Moore sees her ownership of the property as a duty of stewardship. She has a legacy to maintain. Plus, she believes in the “land ethic,” a phrase coined by environmentalist Aldo Leopold to describe a sense of moral right and wrong over how people treat the natural world.
“I’m just a caretaker,” Moore said. “I’m just here for a little while.”
In 30 years of owning large ranches next to each other, Urbanczyk and Moore remain basically strangers. They’ve never spoken to each other, Moore said, and she feels he doesn’t have the same connection to the land that she does.
“To him, it was just a spot on a map, it didn’t mean anything,” Moore said of Urbanczyk. “To me, it means a lot.”
During an interview at a coffee shop in Boerne this month, Moore was nervous about sharing her feelings about the whole situation, fearing some kind of reprisal from Urbanczyk.
On one central point, she didn’t hold back.
“You come into an area you don’t know. You buy it as an investment and you don’t even attempt to meet or get along with your neighbors. You devalue their land. You contaminate their water supply,” she said. “What am I supposed to think about these people?”
Until learning about it from a reporter, Moore didn’t know a high school would be built near her property entrance on Park Road 31. That’ll only worsen the problems she has with trespassers trying to explore the cave and Honey Creek, she said.
Despite the motion-activated game cameras installed around the cave entrance and other efforts to protect the site, she can’t put the place under armed guard 24/7. Her family’s watchful eye has kept the creek pristine all these years, but continuing to do so will be nearly impossible with an influx of new residents, she said.
Back in the 1980s, the Texas Parks and Wildlife magazine featured a cover photo of the cave entrance. That led amateur explorers, magazine in hand, to the site. Her dad “came unglued,” she said.

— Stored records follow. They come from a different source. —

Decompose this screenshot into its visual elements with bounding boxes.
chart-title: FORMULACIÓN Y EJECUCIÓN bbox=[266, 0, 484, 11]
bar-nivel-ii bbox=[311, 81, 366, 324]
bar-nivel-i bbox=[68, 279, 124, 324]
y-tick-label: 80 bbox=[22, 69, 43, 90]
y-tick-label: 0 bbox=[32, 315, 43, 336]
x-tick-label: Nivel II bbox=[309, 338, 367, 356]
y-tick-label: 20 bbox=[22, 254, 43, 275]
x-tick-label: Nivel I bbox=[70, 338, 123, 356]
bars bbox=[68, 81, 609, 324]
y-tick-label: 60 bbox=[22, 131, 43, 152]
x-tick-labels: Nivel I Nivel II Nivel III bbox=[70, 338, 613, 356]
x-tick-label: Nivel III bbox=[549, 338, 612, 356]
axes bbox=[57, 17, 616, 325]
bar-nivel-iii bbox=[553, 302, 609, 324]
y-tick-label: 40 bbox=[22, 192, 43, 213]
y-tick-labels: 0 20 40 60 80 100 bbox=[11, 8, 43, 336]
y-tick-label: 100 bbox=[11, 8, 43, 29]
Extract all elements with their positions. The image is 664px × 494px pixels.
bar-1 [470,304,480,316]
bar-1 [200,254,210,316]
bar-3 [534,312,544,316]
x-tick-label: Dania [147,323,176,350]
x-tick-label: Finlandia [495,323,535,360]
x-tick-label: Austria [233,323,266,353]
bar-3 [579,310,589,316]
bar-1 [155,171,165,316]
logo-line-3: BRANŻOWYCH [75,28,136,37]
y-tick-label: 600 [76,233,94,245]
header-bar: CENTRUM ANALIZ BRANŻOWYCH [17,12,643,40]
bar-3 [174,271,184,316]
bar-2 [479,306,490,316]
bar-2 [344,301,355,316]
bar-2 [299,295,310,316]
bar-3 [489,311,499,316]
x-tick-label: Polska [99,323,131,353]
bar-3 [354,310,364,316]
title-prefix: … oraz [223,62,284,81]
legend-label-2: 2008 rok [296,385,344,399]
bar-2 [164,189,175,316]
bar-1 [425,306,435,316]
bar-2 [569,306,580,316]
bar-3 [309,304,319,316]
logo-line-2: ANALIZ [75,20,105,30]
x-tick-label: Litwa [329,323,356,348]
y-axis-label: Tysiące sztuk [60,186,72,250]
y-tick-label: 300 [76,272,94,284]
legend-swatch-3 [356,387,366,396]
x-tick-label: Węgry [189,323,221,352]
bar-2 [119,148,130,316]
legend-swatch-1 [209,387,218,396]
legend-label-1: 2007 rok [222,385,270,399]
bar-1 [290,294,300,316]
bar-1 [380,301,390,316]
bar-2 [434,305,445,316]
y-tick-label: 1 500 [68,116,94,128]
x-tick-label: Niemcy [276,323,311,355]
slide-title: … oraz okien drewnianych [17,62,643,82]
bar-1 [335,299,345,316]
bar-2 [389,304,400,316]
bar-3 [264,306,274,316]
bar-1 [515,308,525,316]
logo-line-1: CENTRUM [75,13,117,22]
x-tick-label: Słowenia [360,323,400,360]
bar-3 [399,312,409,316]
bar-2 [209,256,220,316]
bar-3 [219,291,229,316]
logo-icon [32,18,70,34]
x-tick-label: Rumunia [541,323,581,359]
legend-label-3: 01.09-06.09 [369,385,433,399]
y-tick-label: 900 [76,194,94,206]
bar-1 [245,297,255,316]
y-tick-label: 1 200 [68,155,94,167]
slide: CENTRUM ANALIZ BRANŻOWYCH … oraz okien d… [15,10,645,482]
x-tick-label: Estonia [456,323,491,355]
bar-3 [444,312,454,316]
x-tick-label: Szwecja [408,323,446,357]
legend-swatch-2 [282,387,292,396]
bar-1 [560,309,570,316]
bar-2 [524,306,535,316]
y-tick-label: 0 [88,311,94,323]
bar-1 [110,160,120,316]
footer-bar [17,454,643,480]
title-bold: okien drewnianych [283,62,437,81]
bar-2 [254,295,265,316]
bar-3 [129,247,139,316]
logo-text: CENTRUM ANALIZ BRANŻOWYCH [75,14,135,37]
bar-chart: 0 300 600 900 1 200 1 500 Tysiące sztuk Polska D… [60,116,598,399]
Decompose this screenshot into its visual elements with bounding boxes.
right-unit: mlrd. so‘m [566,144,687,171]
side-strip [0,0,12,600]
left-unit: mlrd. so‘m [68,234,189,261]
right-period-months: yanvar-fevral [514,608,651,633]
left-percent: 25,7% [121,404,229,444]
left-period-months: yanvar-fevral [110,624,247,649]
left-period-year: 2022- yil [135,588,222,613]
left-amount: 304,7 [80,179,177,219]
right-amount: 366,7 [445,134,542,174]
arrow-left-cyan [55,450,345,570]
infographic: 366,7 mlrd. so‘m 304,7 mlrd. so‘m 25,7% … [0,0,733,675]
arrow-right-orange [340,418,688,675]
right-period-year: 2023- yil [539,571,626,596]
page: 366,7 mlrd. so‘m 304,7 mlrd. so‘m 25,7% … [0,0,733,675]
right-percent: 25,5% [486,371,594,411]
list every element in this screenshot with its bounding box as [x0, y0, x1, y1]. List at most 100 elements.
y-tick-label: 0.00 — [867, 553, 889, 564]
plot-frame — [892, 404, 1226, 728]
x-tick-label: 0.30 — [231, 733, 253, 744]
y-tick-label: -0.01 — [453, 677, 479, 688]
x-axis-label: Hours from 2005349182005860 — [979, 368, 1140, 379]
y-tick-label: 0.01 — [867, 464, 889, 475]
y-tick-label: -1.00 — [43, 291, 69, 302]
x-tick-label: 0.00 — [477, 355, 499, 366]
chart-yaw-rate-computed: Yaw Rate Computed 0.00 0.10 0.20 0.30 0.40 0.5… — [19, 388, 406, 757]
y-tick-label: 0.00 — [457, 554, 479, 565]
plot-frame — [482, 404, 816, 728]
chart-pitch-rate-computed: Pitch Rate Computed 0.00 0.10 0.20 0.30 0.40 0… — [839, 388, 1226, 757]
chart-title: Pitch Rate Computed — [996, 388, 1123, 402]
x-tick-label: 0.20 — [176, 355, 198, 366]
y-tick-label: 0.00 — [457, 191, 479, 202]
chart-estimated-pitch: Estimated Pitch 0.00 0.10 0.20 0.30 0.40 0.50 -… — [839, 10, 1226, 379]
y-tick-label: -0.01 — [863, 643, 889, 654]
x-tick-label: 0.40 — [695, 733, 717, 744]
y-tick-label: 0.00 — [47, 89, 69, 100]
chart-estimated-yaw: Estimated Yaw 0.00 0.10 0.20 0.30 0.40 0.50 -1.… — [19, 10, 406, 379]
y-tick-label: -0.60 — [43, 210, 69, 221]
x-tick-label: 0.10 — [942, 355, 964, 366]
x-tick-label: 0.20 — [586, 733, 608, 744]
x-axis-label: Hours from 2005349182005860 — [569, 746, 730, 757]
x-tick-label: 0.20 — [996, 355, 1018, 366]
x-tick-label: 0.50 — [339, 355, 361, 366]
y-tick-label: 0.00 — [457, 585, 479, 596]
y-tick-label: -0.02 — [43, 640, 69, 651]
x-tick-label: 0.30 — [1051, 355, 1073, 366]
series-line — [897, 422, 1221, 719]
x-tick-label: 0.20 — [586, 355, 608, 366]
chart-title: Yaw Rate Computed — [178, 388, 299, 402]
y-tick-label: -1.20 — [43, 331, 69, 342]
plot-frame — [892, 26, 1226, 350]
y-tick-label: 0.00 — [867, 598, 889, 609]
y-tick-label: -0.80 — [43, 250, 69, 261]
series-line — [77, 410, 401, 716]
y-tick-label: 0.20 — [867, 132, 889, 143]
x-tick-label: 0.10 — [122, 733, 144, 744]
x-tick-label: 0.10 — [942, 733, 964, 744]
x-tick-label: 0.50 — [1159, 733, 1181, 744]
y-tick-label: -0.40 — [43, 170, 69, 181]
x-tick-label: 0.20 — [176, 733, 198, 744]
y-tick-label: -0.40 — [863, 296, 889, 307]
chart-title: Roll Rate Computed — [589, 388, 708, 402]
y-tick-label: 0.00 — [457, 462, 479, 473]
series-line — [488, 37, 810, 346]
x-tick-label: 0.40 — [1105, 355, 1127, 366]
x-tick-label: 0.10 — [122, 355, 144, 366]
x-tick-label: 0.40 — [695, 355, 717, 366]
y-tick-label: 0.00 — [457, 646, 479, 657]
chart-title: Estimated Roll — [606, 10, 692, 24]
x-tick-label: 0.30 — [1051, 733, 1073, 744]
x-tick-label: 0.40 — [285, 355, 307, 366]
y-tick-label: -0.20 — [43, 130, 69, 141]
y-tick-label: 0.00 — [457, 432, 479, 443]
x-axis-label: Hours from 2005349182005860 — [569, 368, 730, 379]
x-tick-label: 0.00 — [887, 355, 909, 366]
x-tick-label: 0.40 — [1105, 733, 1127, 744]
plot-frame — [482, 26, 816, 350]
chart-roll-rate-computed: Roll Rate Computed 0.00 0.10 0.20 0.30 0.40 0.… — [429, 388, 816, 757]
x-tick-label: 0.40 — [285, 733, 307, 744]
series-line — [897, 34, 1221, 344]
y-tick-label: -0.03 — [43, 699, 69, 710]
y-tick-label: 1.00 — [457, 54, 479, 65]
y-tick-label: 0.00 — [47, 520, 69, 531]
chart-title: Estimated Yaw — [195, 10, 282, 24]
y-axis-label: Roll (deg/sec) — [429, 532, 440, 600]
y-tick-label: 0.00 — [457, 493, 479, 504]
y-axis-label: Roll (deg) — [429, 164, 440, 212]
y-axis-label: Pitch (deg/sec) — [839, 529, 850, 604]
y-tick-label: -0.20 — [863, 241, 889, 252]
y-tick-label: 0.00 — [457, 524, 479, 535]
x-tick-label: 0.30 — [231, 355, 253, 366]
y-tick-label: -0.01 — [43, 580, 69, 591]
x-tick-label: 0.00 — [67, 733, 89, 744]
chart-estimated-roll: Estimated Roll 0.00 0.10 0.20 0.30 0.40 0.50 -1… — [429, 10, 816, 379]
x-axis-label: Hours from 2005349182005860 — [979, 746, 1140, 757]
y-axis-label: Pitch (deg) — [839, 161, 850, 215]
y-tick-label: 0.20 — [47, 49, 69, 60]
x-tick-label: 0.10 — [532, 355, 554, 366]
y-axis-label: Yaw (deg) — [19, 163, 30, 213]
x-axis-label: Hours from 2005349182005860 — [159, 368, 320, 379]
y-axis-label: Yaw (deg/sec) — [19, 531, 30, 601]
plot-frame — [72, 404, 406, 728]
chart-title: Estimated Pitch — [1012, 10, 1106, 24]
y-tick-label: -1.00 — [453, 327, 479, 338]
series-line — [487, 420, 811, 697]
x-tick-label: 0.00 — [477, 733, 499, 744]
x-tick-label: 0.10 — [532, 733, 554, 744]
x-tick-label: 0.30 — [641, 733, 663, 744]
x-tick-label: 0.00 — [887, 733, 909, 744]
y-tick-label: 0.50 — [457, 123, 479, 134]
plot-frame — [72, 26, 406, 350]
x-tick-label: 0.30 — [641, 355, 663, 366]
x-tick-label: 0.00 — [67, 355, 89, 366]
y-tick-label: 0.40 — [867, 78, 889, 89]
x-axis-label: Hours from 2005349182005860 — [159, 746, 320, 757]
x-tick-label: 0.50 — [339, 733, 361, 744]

“The public will love things to death, and you can look at any of our national parks and see that,” she said.
After all those years of stewardship, all the efforts to protect something that means so much to her, Moore feels like she’s running out of options to keep Honey Creek’s water pristine and its ecosystem thriving.
That’s an ecosystem Urbanczyk has never seen. During the interview at his ranch, he said he had never stood alongside the creek at the state natural area. He did, however, help build some of the trails, the parking lot, and the equestrian area, he said. He hasn’t been inside the cave, either.
Surprisingly, neither has Moore. She can’t swim, so she’s only seen its treasures in pictures and video. She says she doesn’t need to experience the cave firsthand to care about protecting it.
“God is not making any more Honey Creeks,” Moore said. “There are no more being created, last time I checked. So to me, we have to steward what we are given, and what they’re trying to do is not stewardship.”
If all goes according to plan, Urbanczyk could see the bulldozers and other heavy equipment and an army of workers come onto his land sometime next year. He and Moore could have new neighbors not long afterwards.